# Tomy GTP Minolta #36



## Grandcheapskate (Jan 5, 2006)

Hi Guys,
I just had someone ask me if the Tomy Minolta #36 which comes in the 4 Way Split set is different than the single car version. Specifically, does the set car come without "Minolta" on it?
I guess that wouldn't make it the Minolta car, but you know what I mean. Maybe there are different versions of the 4 Way Split set, an old and new version?

Thanks...Joe


----------



## TK Solver (Mar 18, 2004)

That is correct. The new set car does not say Minolta. Wahoo over at the SCI forum confirmed it.


----------



## 1976Cordoba (Sep 20, 2000)

Got one right here -- same car exactly, just deleted all the Minolta script and logos:


----------



## Pete McKay (Dec 20, 2006)

Patto's makes the 88C decals to restore the car to proper Tom's markings.


----------



## 1976Cordoba (Sep 20, 2000)

Pete McKay said:


> Patto's makes the 88C decals to restore the car to proper Tom's markings.


It's funny you mention that because I'm the one who had Patto scan those decals so I could make this open-cockpit version:










I also had him do the Taka-Q set but i have not done that car yet.


----------



## christos_s (Jan 16, 2008)

very nice converion work 'doba!

Guys I just got 6 lighted versions from the UK of the Porsche Blaupunkt. I am starting a GTP collection (t-jet and faller street cars till now). Anyone willing to trade to help me enrich my GTP's?


----------



## christos_s (Jan 16, 2008)

Oh I also got the Panoz LMP1 car that is custom made in the UK in red or white

Also would trade this


----------



## Slott V (Feb 3, 2005)

The original Minolta EX import with the case is worth some good money today...


----------



## RacerDave (Mar 28, 2006)

Joe, the old version of the 4-way split set didn't have the Toyota Minolta at all. Dave.


----------



## Grandcheapskate (Jan 5, 2006)

RacerDave said:


> Joe, the old version of the 4-way split set didn't have the Toyota Minolta at all. Dave.


Dave,
Thanks for that input. I had a 4 Way Split set at one time, but never opened it and sold it at one of the shows. I had thought the Minolta was one of the 4 cars, but I guess I am mistaken.

So, if I do see a 4 Way Split with the #36 GTP car, I guess I can assume it is the non-Minolta version.

Thanks...Joe


----------



## Pete McKay (Dec 20, 2006)

'doba, where did you get the open cockpit body?


----------



## 1976Cordoba (Sep 20, 2000)

Pete McKay said:


> 'doba, where did you get the open cockpit body?

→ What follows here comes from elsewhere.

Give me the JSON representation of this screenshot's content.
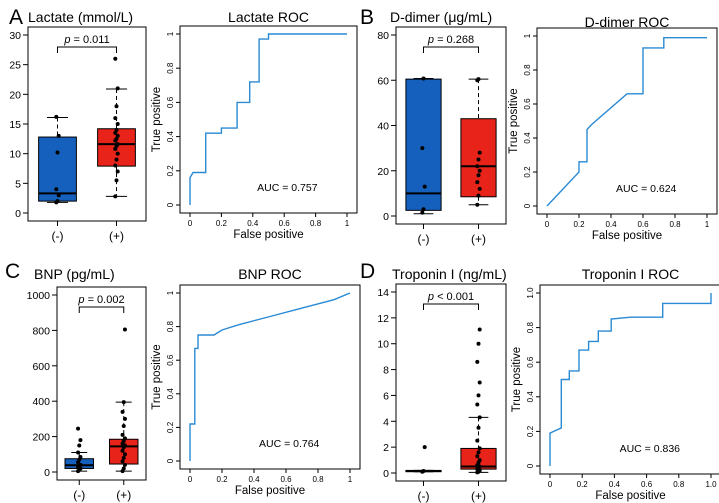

From an FleaBay seller that I forget, however I do know of a couple others that have had them.

Bruce Gavins used to sell them but has quit the hobby due to health concerns.
LeMans Raceway on FleaBay had the red body ones.
You can search FleaBay HO slot cars for Open Cockpit Racer or Grand Champion, two common descriptions for that body.
Or (probably easiest) contact HellonWheels8 on FleaBay, Helen Jarrells, for resin copies as she just did a mold from one of my originals. I contacted her about making copies since we are using this body for our LMP sports car class and have kind of run short of original NOS Tyco shells. She sells them for $12. Here's a link to a recently completed auction of hers (and she did a real faithful job to the master, I must say): http://cgi.ebay.com/ws/eBayISAPI.dll?ViewItem&item=260197768716


----------



## Pete McKay (Dec 20, 2006)

I'll see what I can do, man that's a sweet car. I have plans for a Panoz class using Turbo's but I think they'll also fit SRT open wheel chassis too since they're the same car. I'm going to order one in the morning just to look at it and see if it's working up a SPEC class for the car. I wish more guys would do ALMS LMP cars.


----------



## christos_s (Jan 16, 2008)

Pete, 
the Panoz model fits the LONG TURBO chassis, as the F1-Indy cars
It comes in 2 colors plastic red or white - black driver, mirrors and wing.
No decal or other paint detailing so do your own.

I have either color and would like to trade...
-Christos



Pete McKay said:


> I'll see what I can do, man that's a sweet car. I have plans for a Panoz class using Turbo's but I think they'll also fit SRT open wheel chassis too since they're the same car. I'm going to order one in the morning just to look at it and see if it's working up a SPEC class for the car. I wish more guys would do ALMS LMP cars.


----------